As a writer, what do you believe in?

I believe in black ink, yellow legal pads, Castell 9000s, Mongols, Ticonderogas, wooden pencils in general, mechanical pencils in general, erasers in general, Pelikans, Safaris, Uni-ball Signos, the T-Ball Jotter, index cards, Post-it Notes, pocket notebooks (Field Notes, IBM Think pads, Moleskines), a larger notebook that my daughter gave me (Moleskine), PocketMods, nvALT, Simplenote, TextWrangler, WriteRoom.

But also: any available paper, any available Bic.

Wednesday, January 29, 2014

Humph

How like Arts & Letters Daily to take no notice of Pete Seeger’s death. (I didn’t think they would.)

Inequality v. disparity

The phrase income inequality — a phrase not in the State of the Union address, but a phrase that is everywhere in commentary on that address — makes me uneasy. In a capitalist economy, what could be the alternative to income inequality? People earn more or less, for many reasons. And indeed, some of those reasons are a matter of injustices woven deep into American life. But income, unlike rights, cannot be distributed equally to all.

Equal pay for equal work? Of course. But the phrase income inequality points to a larger matter: the great gap between the wealthiest Americans and everyone else. The problem there is not income inequality: it is income disparity.

A related post
Income disparity in higher ed

Tuesday, January 28, 2014

Pete Seeger (1919–2014)


[“Pete’s banjo head.” Photograph of Pete Seeger’s banjo by Tom Davis (tcd123usa), via Flickr, licensed under a Creative Commons License.]

The New York Times has an obituary.

Pete Seeger was the first musician I saw in concert. I was all of twelve: my dad took me on a Monday night, all the way from New Jersey to Queens. Years later I heard Pete Seeger sing from the porch of a house in Little Compton, Rhode Island.

Here’s a Joe Brainard-like post from 2009, when Pete Seeger turned ninety.

Thanks, Tom, for sharing your photograph. Thanks, Dad, for taking me to the Bronx. Thanks, Pete, for opening a world of music to me.

Related reading
All OCA Pete Seeger posts (Pinboard)

Monday, January 27, 2014

Naked City mystery guests



[From the Naked City episode “Sweet Prince of Delancey Street,” June 7, 1961.]

Can you identify the actors? One is making his first screen appearance.

“Sweet Prince of Delancey Street” appears as no. 93 on a 1997 TV Guide list of the hundred best television episodes, the only Naked City episode on the list. It’s a great episode, a variation on Hamlet that begins on a terrifying and disorienting note. But there are other Naked City episodes just as good. In truth, there are few episodes of Naked City that are less than compelling.
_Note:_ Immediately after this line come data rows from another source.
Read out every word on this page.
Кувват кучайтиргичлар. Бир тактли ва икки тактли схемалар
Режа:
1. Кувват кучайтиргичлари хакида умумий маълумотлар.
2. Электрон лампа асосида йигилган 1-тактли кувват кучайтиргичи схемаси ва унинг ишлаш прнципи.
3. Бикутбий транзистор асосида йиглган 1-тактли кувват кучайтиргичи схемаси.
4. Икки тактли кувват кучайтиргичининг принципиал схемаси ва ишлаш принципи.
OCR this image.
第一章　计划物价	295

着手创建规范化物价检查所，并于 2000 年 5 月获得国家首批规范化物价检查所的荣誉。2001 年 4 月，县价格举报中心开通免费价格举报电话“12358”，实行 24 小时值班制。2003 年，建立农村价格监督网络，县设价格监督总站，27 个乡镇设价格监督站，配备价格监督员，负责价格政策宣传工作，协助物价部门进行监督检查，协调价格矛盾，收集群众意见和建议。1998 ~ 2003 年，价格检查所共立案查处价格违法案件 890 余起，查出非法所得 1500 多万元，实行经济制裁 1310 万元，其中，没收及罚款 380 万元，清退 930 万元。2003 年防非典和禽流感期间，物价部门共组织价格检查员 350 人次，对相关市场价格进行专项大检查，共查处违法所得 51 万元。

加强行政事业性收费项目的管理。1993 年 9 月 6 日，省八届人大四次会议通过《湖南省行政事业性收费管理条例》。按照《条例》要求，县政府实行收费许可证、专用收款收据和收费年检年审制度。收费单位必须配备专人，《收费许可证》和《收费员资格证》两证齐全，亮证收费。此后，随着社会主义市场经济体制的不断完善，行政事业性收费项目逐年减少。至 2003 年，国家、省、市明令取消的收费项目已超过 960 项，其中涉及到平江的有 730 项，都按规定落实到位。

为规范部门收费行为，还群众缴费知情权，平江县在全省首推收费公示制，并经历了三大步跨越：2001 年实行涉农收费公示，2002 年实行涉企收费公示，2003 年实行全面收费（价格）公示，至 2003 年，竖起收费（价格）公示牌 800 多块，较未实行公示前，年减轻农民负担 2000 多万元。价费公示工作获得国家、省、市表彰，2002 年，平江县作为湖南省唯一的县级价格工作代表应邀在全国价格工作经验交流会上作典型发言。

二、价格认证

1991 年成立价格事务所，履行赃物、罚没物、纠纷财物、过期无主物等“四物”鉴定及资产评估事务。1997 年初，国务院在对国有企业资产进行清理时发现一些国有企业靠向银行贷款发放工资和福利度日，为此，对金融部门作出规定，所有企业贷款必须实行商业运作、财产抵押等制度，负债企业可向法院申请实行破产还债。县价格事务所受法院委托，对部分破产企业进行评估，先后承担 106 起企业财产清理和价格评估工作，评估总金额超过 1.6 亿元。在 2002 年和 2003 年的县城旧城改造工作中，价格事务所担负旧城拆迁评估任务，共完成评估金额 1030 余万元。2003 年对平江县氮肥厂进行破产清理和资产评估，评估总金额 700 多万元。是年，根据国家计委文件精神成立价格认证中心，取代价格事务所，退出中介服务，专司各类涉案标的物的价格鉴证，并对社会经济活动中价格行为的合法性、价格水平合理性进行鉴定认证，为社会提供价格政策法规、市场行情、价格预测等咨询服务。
Making my way through the four seasons of the series confirms for me the Swiss-cheesiness of Steven Berlin Johnson’s claim that television past required little if any “intellectual labor” from a viewer. A Naked City episode (say, “The Deadly Guinea Pig”) can leave its viewer trying to figure out for twenty or thirty minutes what’s going on. Or, as at the end of the episode “The One Marked Hot Gives Cold,” what happened.